As for the score itself, it is part ‘The Czardas Shopgirl’ and part ‘Give My Regards To Vorosmarty Square’: in one direction we are pulled towards the delirious nonsense of Viennese operetta, and in the other we list towards Sixties Broadway glamour; and the more I hear the score, the less I comprehend the reasons for these opposing stylistic choices (assuming there are any). The music is always terrific to listen to, but as a whole it simply refuses to coalesce.
Then, to Mr Masteroff’s script: we are getting a much longer and wordier text than I recall hearing played at the Landor. We have much, much less in the way of choreography (even though when Rebecca Howell gets the chance, she shows off some really stylish moves) than I recall being the case in Clapham. This is such a pity. Howell’s use of movement is utterly fascinating: she can conjour to mind the paintings of Otto Dix or Tamara de Lempicka in an instant; the café sequence is a glorious set-piece, but seems to pass by without fully establishing itself at any visceral level.
Meanwhile, the design of the perfumerie, in which the bulk of the action takes place, initially stuns – a lush interior with much gilt and moulded ornamentation, a kind of High Street rococo: a very middle-class lady sat near me said it reminded her of Penhaligon’s, with shelves of perfume bottles apparently lit from within. Paul Pyant is the one controlling the illumination, and he mostly keeps things bright and cheery (although there’s some wonderful seasonal mood painting in the Act 1 montage). That is probably deliberate. The whole production is light, amiable, pleasant, tending towards comfort, luxury, leisure and the graciousness of the reasonably successful commercial classes.
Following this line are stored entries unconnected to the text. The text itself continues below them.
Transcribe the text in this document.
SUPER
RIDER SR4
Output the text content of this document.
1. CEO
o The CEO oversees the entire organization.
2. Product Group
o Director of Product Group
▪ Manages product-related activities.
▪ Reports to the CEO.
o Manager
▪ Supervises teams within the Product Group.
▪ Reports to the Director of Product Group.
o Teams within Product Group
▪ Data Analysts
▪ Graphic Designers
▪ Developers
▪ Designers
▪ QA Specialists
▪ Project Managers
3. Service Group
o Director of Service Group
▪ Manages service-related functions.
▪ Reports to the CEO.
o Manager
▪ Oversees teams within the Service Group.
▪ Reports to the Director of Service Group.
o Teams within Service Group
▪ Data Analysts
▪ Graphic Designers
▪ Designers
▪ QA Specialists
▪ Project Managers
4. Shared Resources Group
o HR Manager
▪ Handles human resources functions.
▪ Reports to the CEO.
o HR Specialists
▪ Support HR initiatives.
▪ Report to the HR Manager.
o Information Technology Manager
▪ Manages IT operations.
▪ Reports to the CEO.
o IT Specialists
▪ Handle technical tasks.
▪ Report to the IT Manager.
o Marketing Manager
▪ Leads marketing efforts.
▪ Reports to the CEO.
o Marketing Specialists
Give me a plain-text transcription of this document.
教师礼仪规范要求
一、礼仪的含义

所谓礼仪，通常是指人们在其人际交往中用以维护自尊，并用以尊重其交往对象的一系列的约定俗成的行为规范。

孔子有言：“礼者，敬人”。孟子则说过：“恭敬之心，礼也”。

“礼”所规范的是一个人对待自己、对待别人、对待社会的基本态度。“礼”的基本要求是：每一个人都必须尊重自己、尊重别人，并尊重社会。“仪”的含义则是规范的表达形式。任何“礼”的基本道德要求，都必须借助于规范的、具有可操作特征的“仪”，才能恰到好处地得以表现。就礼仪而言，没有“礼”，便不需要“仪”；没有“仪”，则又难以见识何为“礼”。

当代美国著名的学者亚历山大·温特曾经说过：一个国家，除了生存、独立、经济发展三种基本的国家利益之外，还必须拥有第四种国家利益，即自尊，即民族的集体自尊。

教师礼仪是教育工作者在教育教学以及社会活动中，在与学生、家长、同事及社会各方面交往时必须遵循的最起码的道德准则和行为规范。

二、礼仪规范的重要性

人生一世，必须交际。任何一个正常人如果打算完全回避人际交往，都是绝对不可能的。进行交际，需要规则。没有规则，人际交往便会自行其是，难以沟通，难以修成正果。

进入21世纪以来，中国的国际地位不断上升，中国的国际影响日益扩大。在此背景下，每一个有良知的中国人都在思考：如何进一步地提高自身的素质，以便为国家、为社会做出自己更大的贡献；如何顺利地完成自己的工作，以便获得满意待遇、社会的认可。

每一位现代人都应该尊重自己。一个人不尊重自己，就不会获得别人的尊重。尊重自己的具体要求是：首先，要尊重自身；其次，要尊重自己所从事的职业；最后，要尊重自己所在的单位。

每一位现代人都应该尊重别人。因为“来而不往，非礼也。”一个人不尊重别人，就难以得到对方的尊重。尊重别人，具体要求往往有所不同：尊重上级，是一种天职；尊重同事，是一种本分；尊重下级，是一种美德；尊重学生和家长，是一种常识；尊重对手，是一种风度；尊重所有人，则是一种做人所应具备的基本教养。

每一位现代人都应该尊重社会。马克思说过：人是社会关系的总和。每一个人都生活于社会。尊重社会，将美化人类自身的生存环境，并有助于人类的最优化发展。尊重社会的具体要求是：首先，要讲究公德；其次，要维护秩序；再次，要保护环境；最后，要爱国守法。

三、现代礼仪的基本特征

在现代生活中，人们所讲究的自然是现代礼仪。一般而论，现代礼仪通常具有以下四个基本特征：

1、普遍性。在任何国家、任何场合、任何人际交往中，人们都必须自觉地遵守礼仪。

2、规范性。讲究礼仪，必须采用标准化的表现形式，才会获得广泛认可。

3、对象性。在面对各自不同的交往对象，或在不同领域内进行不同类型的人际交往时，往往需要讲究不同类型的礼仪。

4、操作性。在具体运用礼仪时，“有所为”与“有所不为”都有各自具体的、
The absence of darker tones creates a trouble-free environment, but possibly at the cost of any dramatic tension or sense of conflict. Even adultery and suicide come and go without causing much of a stir. If you’re looking for a pain-free experience, you will get one. But it you need something stiffer then you might find it all just a little bit too fluffy and even trivial. That works for ‘Die Fledermaus’ or ‘The Czardas Princess’, but here it seems somewhat awry.
We are, after all, in Budapest in the 1930s. Fascism is a growing force all around, including at home under the iron heel of Admiral Horthy, while communism is flourishing in the east. Anti-semitism is about to propel Europe into the Holocaust. None of this gets more than a whisper in the script. Thank heaven Masteroff didn’t pull any punches when he wrote the book for ‘Cabaret’! Thank heaven Rodgers and Hammerstein hadn’t when they wrote ‘The Sound of Music’ just a few years earlier. And thank heaven Bock and Harnick spoke more from the heart in ‘Fiddler On The Roof’. As for this show, it’s all rather pretty and well-behaved and won’t do you any harm. Nothing to be ashamed of, just don’t expect the earth to move.